Splash is probably the most famous mainstream mermaid movie there is. The film was released in 1984 and became the runaway romantic comedy of the year, pushing stars Tom Hanks and Daryl Hannah into the spotlight. How many years on, it still has only Ariel (The Little Mermaid coming out a mere 5 years after this film) as a rival in terms of mermaid pop culture consciousness.
Not unlike Hans Christian Andersen's mermaid, a mermaid saves her young man's life and follows him to land, but this one's a romantic comedy with a culture clash angle and different stakes. The mermaid, named Madison by her love interest, can only stay on land for a fixed period, and in the end must make a choice that will determine her destiny. The performancs of Daryl Hannah and Tom Hanks, plus the superb directing by Ron Howard, elevated what could have been a forgettable little fantasy-romance film into a classic.
Splash's impact is such that so much mermaid media that came after it was influenced it, whether in direct borrowing or by subverting it.
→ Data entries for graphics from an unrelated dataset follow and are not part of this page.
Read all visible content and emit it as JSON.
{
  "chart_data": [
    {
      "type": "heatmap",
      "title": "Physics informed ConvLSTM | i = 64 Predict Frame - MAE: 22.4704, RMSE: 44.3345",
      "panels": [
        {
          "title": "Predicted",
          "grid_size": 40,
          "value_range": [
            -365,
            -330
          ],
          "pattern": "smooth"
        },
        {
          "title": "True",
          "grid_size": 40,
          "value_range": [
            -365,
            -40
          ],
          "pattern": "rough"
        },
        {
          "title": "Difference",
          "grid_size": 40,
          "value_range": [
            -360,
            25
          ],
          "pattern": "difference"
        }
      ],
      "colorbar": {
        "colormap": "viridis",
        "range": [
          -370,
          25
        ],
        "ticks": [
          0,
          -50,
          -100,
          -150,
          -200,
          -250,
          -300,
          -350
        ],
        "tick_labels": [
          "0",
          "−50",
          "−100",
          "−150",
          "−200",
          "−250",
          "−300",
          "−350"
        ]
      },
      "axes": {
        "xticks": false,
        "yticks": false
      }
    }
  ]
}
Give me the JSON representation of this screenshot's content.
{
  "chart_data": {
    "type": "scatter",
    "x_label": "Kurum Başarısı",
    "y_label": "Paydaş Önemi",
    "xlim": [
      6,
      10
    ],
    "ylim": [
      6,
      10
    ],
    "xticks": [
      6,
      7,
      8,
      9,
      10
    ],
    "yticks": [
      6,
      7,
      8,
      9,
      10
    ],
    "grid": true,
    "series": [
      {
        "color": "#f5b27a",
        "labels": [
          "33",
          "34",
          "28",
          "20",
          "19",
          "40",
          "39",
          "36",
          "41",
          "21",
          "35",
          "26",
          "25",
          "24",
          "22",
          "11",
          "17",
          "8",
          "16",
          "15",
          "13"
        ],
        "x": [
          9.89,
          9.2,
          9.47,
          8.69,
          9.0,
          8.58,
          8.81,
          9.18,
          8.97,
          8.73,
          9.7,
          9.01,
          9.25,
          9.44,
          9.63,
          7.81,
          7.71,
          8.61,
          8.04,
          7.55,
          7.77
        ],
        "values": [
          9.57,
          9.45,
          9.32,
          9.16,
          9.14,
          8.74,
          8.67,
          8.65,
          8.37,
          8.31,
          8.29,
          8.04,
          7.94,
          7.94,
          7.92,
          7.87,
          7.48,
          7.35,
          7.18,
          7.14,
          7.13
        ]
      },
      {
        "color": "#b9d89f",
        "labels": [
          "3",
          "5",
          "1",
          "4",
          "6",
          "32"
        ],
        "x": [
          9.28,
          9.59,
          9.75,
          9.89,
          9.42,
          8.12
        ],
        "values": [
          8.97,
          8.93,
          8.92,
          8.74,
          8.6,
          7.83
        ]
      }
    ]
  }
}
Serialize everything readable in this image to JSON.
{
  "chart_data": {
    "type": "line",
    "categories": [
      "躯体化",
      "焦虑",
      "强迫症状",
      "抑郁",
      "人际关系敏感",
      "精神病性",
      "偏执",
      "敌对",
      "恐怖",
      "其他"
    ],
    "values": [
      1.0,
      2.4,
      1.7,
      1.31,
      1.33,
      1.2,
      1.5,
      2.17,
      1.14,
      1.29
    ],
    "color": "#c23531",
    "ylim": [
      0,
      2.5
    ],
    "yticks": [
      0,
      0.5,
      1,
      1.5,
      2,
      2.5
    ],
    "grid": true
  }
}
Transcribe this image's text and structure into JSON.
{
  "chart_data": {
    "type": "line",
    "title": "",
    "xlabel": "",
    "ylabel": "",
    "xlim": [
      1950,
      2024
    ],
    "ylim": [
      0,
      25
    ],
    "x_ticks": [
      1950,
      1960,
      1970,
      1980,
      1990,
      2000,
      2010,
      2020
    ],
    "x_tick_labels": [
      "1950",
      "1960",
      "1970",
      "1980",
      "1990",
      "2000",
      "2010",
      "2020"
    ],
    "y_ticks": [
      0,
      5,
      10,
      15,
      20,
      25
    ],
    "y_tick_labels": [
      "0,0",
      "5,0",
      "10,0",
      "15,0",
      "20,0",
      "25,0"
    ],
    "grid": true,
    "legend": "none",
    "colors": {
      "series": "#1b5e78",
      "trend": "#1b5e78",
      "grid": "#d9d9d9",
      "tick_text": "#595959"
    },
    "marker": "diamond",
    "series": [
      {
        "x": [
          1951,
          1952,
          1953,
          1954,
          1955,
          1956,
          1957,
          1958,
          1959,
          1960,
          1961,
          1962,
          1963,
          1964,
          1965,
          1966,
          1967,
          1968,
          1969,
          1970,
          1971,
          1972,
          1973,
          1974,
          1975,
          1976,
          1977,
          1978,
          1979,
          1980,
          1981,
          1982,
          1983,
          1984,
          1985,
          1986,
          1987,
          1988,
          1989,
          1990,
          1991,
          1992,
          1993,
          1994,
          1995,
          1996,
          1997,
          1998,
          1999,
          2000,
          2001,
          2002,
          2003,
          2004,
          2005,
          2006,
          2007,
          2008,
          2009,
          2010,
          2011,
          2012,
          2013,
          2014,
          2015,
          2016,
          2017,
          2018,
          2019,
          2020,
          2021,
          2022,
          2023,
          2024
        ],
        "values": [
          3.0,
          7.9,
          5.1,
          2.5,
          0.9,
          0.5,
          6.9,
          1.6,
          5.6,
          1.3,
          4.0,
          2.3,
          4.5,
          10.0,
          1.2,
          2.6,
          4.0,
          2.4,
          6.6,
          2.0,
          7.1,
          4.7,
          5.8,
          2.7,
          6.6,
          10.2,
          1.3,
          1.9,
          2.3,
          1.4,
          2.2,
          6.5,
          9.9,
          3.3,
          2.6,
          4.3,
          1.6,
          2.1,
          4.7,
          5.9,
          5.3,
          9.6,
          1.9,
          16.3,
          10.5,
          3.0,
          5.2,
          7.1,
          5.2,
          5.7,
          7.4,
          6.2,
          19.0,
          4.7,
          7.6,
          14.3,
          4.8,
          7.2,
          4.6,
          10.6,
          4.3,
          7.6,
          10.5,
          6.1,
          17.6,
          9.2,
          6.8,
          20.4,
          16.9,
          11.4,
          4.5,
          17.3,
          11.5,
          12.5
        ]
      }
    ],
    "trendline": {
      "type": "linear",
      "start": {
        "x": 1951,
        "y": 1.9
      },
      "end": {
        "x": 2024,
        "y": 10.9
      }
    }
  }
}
Certainly the trend of depicting mermaids who get legs when dry and must avoid water was popularized by this film, so much so that after 1984, it became more notable when there were mermaid media where the mermaid didn't gain legs.
The surprising thing is, Madison only spends a small portion of the film with a tail, and there are no extended and indulgent swimming sequences as can be seen in later media. Despite this, and despite the fact that mermaid tail technology and underwater filming has improved a lot since the 1980s, Splash still remains one of the most crisp and compelling depictions of live-action mermaids. Part of this is the excellent work of the director and cinematographer, leading to the underwater scenes being for the most part so well-lit that we can see Madison clearly, instead of her being obscured. Madison's colouring is another key element, i.e. her being blonde and her tail orange makes her pop against the blue background, and the highlights of her hair make her movement far more dynamic.
Of course, there's Daryl Hannah herself, who made depicting a mermaid look so easy that it would only be later, after many other actresses tried to do the same with varying degrees of success, that it would be clear how much skill it took to use that tail and act underwater. According to an interview with Daryl in the 20th Anniversary DVD, she'd been swimming like a "mermaid" (that is, with her legs tied together) ever since she was a kid, so when she was given the role of Madison, it was a dream come true, and she even swam better than the stunt women who were supposed to double for her.
As a side note, Splash was the first film to be released under the Touchstone Pictures label, which was owned Disney, who would also release the animated The Little Mermaid. Additionally, Ariel was originally supposed to have blonde hair, but because of Splash, they had to consider other hues for her lovely locks, and eventually settled on red.